Home » Survei Literasi: Hampir Separuh Masyarakat Indonesia Melek Jasa Keuangan

Survei Literasi: Hampir Separuh Masyarakat Indonesia Melek Jasa Keuangan

by Erna Sari Ulina Girsang
2 minutes read
Ilustrasi pinjaman online (pinjol). Foto: Ist

ESENSI.TV - JAKARTA

Kasus pinjaman online (pinjol) semakin marak terjadi. Mulai dari intimidasi dari penagih utang (debt collector) hingga perhitungan bunga yang tidak masuk akal karena terlalu tinggi. Kabarnya ada kasus yang nilai pinjaman Rp2 juta, terpaksa menjual rumah untuk bisa melunasi pokok dan lonjakan bunganya.

Data Satgas Waspada Investasi per September 2022 telah menemukan 18 entitas yang melakukan penawaran investasi tanpa izin dan 105 platform pinjaman online ilegal yang berpotensi merugikan masyarakat. Jika diakumulasi, sejak tahun 2018 hingga September 2022, jumlah platform pinjol ilegal yang telah ditutup sebanyak 4.265 perusahaan.

Bagaimana dengan pembaca esensi.tv, apakah sudah pernah menjadi korbank pinjol? Atau justeru menjadi pelaku kejahatan pinjaman online? Semoga bukan.
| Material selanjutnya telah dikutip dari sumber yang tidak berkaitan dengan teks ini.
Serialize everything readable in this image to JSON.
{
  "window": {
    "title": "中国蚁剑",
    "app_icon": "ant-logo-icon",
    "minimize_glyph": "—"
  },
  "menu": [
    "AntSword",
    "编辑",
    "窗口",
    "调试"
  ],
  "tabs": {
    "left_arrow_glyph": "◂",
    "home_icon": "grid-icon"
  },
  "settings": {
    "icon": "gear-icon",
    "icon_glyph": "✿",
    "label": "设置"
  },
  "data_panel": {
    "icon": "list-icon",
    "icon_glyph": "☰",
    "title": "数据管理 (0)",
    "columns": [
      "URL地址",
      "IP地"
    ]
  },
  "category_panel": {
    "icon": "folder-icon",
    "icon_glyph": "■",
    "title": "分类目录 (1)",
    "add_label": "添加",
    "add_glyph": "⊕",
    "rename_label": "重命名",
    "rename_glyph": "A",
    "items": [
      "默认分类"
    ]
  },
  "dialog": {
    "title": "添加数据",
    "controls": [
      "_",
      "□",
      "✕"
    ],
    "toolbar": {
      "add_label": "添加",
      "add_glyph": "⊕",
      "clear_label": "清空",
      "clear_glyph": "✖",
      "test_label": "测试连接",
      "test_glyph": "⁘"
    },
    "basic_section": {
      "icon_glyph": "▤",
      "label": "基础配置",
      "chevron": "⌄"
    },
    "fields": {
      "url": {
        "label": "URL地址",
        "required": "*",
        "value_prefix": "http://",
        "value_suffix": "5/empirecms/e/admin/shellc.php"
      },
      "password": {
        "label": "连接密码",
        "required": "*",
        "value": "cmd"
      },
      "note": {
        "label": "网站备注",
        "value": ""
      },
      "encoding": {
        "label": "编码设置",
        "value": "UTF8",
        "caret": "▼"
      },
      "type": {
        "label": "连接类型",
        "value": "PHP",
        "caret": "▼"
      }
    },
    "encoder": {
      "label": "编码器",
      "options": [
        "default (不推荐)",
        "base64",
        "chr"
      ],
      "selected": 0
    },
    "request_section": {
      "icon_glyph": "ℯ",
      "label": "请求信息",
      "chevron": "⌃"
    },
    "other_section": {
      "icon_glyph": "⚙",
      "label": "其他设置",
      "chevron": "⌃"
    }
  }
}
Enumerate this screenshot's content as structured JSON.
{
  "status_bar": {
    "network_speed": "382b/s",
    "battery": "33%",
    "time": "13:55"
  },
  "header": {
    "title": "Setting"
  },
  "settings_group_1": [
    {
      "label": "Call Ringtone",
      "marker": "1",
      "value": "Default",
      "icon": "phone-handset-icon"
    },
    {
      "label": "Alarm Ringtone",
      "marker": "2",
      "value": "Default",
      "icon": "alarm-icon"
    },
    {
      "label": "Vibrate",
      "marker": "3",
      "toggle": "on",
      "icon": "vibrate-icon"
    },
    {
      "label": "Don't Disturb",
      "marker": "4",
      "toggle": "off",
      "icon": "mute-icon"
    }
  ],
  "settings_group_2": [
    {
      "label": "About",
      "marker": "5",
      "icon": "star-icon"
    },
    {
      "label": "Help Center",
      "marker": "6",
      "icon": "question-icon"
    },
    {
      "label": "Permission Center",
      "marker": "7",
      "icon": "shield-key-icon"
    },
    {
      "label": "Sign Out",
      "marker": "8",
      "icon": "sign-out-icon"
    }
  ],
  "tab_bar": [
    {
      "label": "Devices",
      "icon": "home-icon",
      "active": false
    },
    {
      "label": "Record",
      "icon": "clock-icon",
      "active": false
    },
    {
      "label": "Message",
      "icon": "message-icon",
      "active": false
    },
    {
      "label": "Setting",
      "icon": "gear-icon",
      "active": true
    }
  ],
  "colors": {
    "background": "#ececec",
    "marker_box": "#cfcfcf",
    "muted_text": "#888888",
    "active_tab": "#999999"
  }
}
Pelaku kejahatan jasa keuangan memang harus diberantas oleh Pemerintah dengan melibatkan Otoritas Jasa Keuangan, Kepolisian, Kementerian Informasi dan Komunikasi hingga semua lembaga yang terlibat dalam izin, pengoperasian, pengawasan dan penegakan hukumnya.

Namun, ada satu hal yang sangat penting dengan maraknya kejahatan keuangan, yaitu tingkat literasi keuangan masyarakat alias seberapa besar pemahaman masyarakat terhadap produk investasi dan layanan jasa keuangan lainnya.

Literasi keuangan yang tinggi, setidaknya pada taraf memadai, akan memberikan perlindungan kuat bagi masyarakat karena dengan mengenali dan memahami produk yang ditawarkan, masyarakat tidak akan mudah tertipu. Lantas, bagaimana posisi literasi keuangan masyarakat Indonesia saat ini?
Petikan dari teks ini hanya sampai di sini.